2019-04-29

Cato: Criminal Obstruction vs. Impeachable Obstruction

Earlier this month, the effort to impeach President Trump looked like a #Resistance fantasy. The release of the Mueller Report seems to have shifted the debate dramatically. This week, Democratic presidential contenders Sen. Kamala Harris and Sen. Elizabeth Warren called on the House to impeach Trump for obstruction of justice.

Is obstruction of justice an impeachable offense? Yes. It’s one of the few offenses where we have presidential precedent. Obstruction charges played a central role in two of the three serious presidential impeachment cases in American history, forming the basis for Article I of the charges against Richard Nixon, and Article II  against Bill Clinton.

Should President Trump be impeached for obstruction of justice? I’m not going to answer that question here; like the cagey Mayor Pete, I’m “going to leave it to the House and Senate to figure that out.” Instead, I want to stress something that should be obvious, but tends to get lost amid the statutory exegesis in Mueller Vol. II: whether the president is guilty of criminal obstruction and whether he’s guilty of impeachable obstruction are different questions.

Summing up Article I of the case against Nixon, the 1974 House Judiciary Committee report explained that:

"President Nixon’s actions…. were contrary to his trust as President and unmindful of the solemn duties of his high office. It was this serious violation of Richard M. Nixon’s constitutional obligations as president, and not the fact that violations of Federal criminal statutes occurred, that lies at the heart of Article I [emphasis added]."

The Judiciary Committee report on the Clinton impeachment echoed that analysis a quarter-century later: “the actions of President Clinton do not have to rise to the level of violating the federal statute regarding obstruction of justice in order to justify impeachment.”

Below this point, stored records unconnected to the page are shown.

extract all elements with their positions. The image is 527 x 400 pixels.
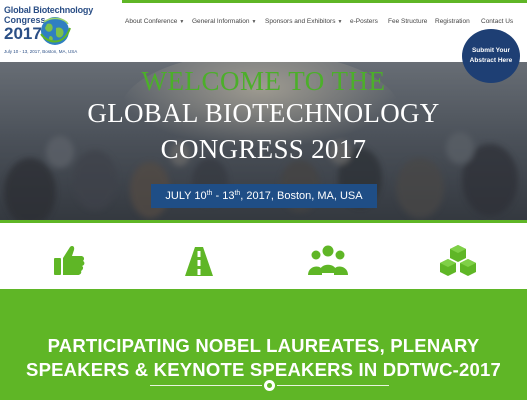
nav-item-registration[interactable]: Registration [435,14,470,30]
cubes-icon[interactable] [436,243,480,279]
nav-item-label: General Information [192,18,250,25]
globe-icon [40,17,71,45]
nav-item-label: Contact Us [481,18,514,25]
date-part3: , 2017, Boston, MA, USA [240,190,363,202]
event-date-badge: JULY 10th - 13th, 2017, Boston, MA, USA [151,184,377,208]
nav-item-general-information[interactable]: General Information ▼ [192,14,256,30]
features-row [0,223,527,289]
speakers-heading-line1: PARTICIPATING NOBEL LAUREATES, PLENARY [47,335,480,356]
submit-line1: Submit Your [471,47,511,54]
submit-line2: Abstract Here [469,57,513,64]
nav-item-label: Sponsors and Exhibitors [265,18,336,25]
nav-item-about-conference[interactable]: About Conference ▼ [125,14,184,30]
users-icon[interactable] [306,243,350,279]
caret-down-icon: ▼ [179,19,185,25]
nav-item-fee-structure[interactable]: Fee Structure [388,14,427,30]
site-logo[interactable]: Global Biotechnology Congress 2017 July … [4,2,114,58]
speakers-section: PARTICIPATING NOBEL LAUREATES, PLENARY S… [0,289,527,400]
separator-line-left [150,385,262,386]
submit-abstract-button[interactable]: Submit Your Abstract Here [462,29,520,83]
main-nav: About Conference ▼ General Information ▼ S… [122,14,527,30]
nav-accent-line [122,0,527,3]
hero-title-line1: GLOBAL BIOTECHNOLOGY [87,98,440,128]
nav-item-label: Registration [435,18,470,25]
separator-dot [264,380,275,391]
thumbs-up-icon[interactable] [46,243,90,279]
site-header: Global Biotechnology Congress 2017 July … [0,0,527,62]
speakers-heading-line2: SPEAKERS & KEYNOTE SPEAKERS IN DDTWC-201… [26,359,501,380]
date-part1: JULY 10 [165,190,207,202]
caret-down-icon: ▼ [337,19,343,25]
nav-item-label: Fee Structure [388,18,428,25]
logo-year: 2017 [4,24,42,43]
submit-abstract-label: Submit Your Abstract Here [464,46,518,66]
separator-dot-center [267,383,272,388]
road-icon[interactable] [177,243,221,279]
hero-banner: WELCOME TO THE GLOBAL BIOTECHNOLOGY CONG… [0,62,527,220]
caret-down-icon: ▼ [251,19,257,25]
date-part2: - 13 [212,190,235,202]
nav-item-e-posters[interactable]: e-Posters [350,14,378,30]
separator-line-right [277,385,389,386]
nav-item-sponsors-exhibitors[interactable]: Sponsors and Exhibitors ▼ [265,14,342,30]
nav-item-label: About Conference [125,18,178,25]
logo-subtitle: July 10 - 13, 2017, Boston, MA, USA [4,49,78,54]
nav-item-label: e-Posters [350,18,378,25]
nav-item-contact-us[interactable]: Contact Us [481,14,513,30]
hero-welcome-text: WELCOME TO THE [141,66,386,96]
hero-title-line2: CONGRESS 2017 [160,134,367,164]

The standards are different because impeachment and the criminal law serve distinct ends and have very different consequences. “The purpose of impeachment is not personal punishment,” the Judiciary Committee emphasized in its 1974 staff report on “Constitutional Grounds for Presidential Impeachment”; instead, impeachment’s function “is primarily to maintain constitutional government.” And where the criminal law deprives the convicted party of liberty, a successful impeachment mainly puts him out of a job.